Former world champion and Presidential candidate Anatoly Karpov had already made mention of a Kasparov ticket, but the official word came today during the 84th FIDE Congress in Tallinn, Estonia. Kasparov announced after incumbent President Kirsan Ilyumzhinov had announced his bid for reelection.
The political landscape is ripe for change. While it remains to be seen whether this change will occur in leadership, whomever wins the election will have to go in a decidedly different direction. While both candidates support Chess-in-Schools, it is not enough; while both candidates hope to attract more sponsorship to international chess, it is not enough. Chess management will require sustainable solutions and an inclusive approach to decision-making.
An amazing event tonight in Tallinn to launch my candidacy for the presidency of the International Chess Federation (FIDE). A great team!
— Garry Kasparov (@Kasparov63) October 7, 2013
This election will no doubt have its tense moments as Kasparov has been working on unseating Ilyumzhinov since he split from FIDE in 1993. This may be his best chance, but he will have to answer some tough questions.

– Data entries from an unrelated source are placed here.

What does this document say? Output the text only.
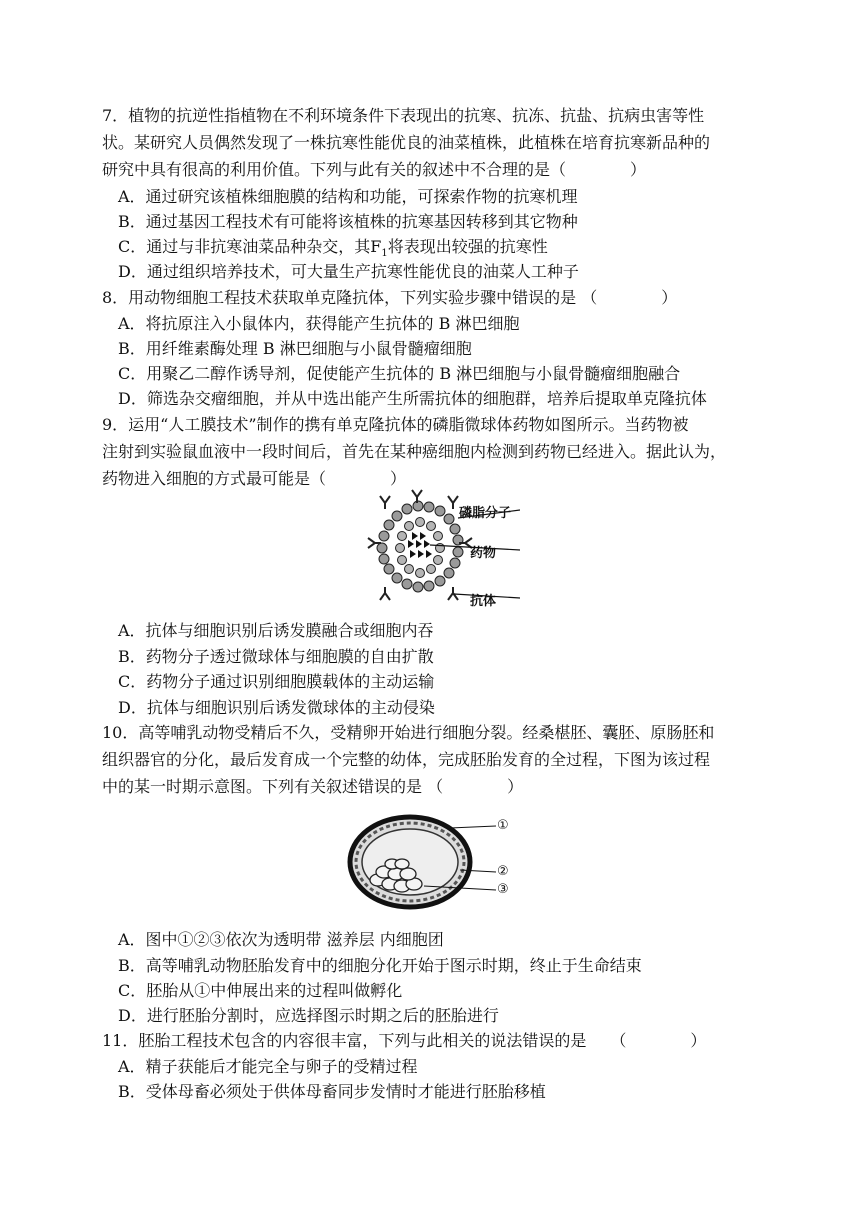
7．植物的抗逆性指植物在不利环境条件下表现出的抗寒、抗冻、抗盐、抗病虫害等性
状。某研究人员偶然发现了一株抗寒性能优良的油菜植株，此植株在培育抗寒新品种的
研究中具有很高的利用价值。下列与此有关的叙述中不合理的是（　　　　）
A．通过研究该植株细胞膜的结构和功能，可探索作物的抗寒机理
B．通过基因工程技术有可能将该植株的抗寒基因转移到其它物种
C．通过与非抗寒油菜品种杂交，其$F_1$将表现出较强的抗寒性
D．通过组织培养技术，可大量生产抗寒性能优良的油菜人工种子
8．用动物细胞工程技术获取单克隆抗体，下列实验步骤中错误的是 （　　　　）
A．将抗原注入小鼠体内，获得能产生抗体的 B 淋巴细胞
B．用纤维素酶处理 B 淋巴细胞与小鼠骨髓瘤细胞
C．用聚乙二醇作诱导剂，促使能产生抗体的 B 淋巴细胞与小鼠骨髓瘤细胞融合
D．筛选杂交瘤细胞，并从中选出能产生所需抗体的细胞群，培养后提取单克隆抗体
9．运用“人工膜技术”制作的携有单克隆抗体的磷脂微球体药物如图所示。当药物被
注射到实验鼠血液中一段时间后，首先在某种癌细胞内检测到药物已经进入。据此认为，
药物进入细胞的方式最可能是（　　　　）
磷脂分子
药物
抗体
A．抗体与细胞识别后诱发膜融合或细胞内吞
B．药物分子透过微球体与细胞膜的自由扩散
C．药物分子通过识别细胞膜载体的主动运输
D．抗体与细胞识别后诱发微球体的主动侵染
10．高等哺乳动物受精后不久，受精卵开始进行细胞分裂。经桑椹胚、囊胚、原肠胚和
组织器官的分化，最后发育成一个完整的幼体，完成胚胎发育的全过程，下图为该过程
中的某一时期示意图。下列有关叙述错误的是 （　　　　）
①
②
③
A．图中①②③依次为透明带 滋养层 内细胞团
B．高等哺乳动物胚胎发育中的细胞分化开始于图示时期，终止于生命结束
C．胚胎从①中伸展出来的过程叫做孵化
D．进行胚胎分割时，应选择图示时期之后的胚胎进行
11．胚胎工程技术包含的内容很丰富，下列与此相关的说法错误的是　　（　　　　）
A．精子获能后才能完全与卵子的受精过程
B．受体母畜必须处于供体母畜同步发情时才能进行胚胎移植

He presented a platform in Tallinn highlight six points touting transparency, fee reductions, increased sponsorship, growth, Chess-in-Schools and better execution of rules (see below).
There is the oft-asked question whether small federations will be “dashed” or bribed in order to cast votes. None of the regions around the world vote as a bloc or unilaterally. Even some federations are divided. Thus, there will be no simplistic strategy for securing votes. All federations will be watching the candidates carefully in the next months leading up to the Olympiad in Tromso, Norway.
Kasparov has assembled a team which includes a few very influential chess personalities. Perhaps most important, his team consists of personalities from around the world: Ignatius Leong (Singapore), Afrika Msimang (South Africa), Jan Callewaert (Belgium), Sheikh Mohammed bin Ahmed Al Hamed (UAE) and Rex Sinquefield (USA). A broad base of support will be crucial. However, the question will be whether can he manage the chemistry needed to prevail.